Park: South and North Korean experts will be able to unify or compare the different healthcare terms of South and North Korea, as they will accompany few, if any, political and diplomatic conflicts. It will be good for the experts to compare the educational and training processes of medical professionals first, and discuss how to homogenize them later. Even if they decide priorities by international standards, there can be differences in the areas North Korea may want place priority. The Koreas should form a control tower composed of expertise and political influence and let it lead the process.

Moderator: Strategic approach is also needed to enhance inter-Korean exchange and cooperation. Many experts also point to the need to set up a control tower by unifying varied voices from government agencies and professional groups and unifying them into one strategy.

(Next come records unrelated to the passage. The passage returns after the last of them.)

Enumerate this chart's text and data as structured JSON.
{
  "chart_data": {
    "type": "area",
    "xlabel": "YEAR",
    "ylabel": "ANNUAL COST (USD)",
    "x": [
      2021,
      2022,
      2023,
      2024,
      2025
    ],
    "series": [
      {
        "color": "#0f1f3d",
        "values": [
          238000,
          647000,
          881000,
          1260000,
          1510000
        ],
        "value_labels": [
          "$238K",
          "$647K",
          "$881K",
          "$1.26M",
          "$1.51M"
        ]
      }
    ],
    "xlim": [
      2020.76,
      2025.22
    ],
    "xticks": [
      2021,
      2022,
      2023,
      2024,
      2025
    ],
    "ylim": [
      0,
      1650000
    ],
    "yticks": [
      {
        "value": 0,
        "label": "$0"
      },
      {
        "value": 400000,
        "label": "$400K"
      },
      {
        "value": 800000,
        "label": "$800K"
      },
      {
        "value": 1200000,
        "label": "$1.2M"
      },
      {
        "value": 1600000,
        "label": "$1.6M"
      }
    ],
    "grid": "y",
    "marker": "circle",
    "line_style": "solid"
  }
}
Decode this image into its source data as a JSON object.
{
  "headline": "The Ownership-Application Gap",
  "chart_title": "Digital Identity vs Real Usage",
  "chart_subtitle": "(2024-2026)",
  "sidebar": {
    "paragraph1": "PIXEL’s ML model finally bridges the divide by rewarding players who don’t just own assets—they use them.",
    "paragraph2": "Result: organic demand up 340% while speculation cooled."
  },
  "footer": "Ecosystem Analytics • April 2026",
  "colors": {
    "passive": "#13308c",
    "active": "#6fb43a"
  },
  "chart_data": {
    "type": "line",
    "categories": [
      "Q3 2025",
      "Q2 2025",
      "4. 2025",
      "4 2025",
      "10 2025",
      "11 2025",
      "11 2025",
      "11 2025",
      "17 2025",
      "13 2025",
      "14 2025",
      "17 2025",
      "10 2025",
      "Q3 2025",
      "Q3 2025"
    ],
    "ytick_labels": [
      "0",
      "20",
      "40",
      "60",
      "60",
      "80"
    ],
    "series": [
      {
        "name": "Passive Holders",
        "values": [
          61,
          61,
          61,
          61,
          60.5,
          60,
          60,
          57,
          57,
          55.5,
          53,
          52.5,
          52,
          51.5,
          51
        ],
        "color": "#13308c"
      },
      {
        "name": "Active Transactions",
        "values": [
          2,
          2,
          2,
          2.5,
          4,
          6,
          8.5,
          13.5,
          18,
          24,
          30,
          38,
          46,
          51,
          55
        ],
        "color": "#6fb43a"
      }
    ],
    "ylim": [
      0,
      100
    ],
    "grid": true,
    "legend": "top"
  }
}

Yoon: The lack of a control tower can result in the problem of overlapping support. And it has also been the case so far. An interagency approach is convenient, but not all projects can be done in such a way. Still, we need a control tower in which all related agencies can cooperate. Confusion can increase without a central organization.

Chun: If the inter-Korean exchanges and cooperation begin in earnest, various sectors will say theirs are the most urgent concerns. Even if we set priorities according to international standards, including the World Health Organization guidelines, North Korea may have different wants and needs. This is why we have to form a control tower composed of expertise and political power.

Park: Currently, several agencies are conducting healthcare projects in North Korea financed by the Unification Ministry’s South-North Cooperation Fund. Overseas funds under the Foreign Ministry are also making financial supports. Not only local autonomous bodies but also various organizations are carrying out projects with the North, which makes it necessary to coordinate these works by, for instance, the Office for the Government Policy Coordination. Or, the government should make systematic efforts by designating a separate foundation or agency to monitor international trends and coordinating all related endeavors. I think the healthcare areas should be the starting point.

Chun: It was significant progress that the Pyongyang Peace Agreement specified the healthcare area as the critical item. We may start humbly with anti-epidemic or other particular areas but should make far more in-depth and broader preparations if we are to make significant advances. The proposed control tower should persuade various fields and make them go forward together. We should establish a system that continues despite the change in political power.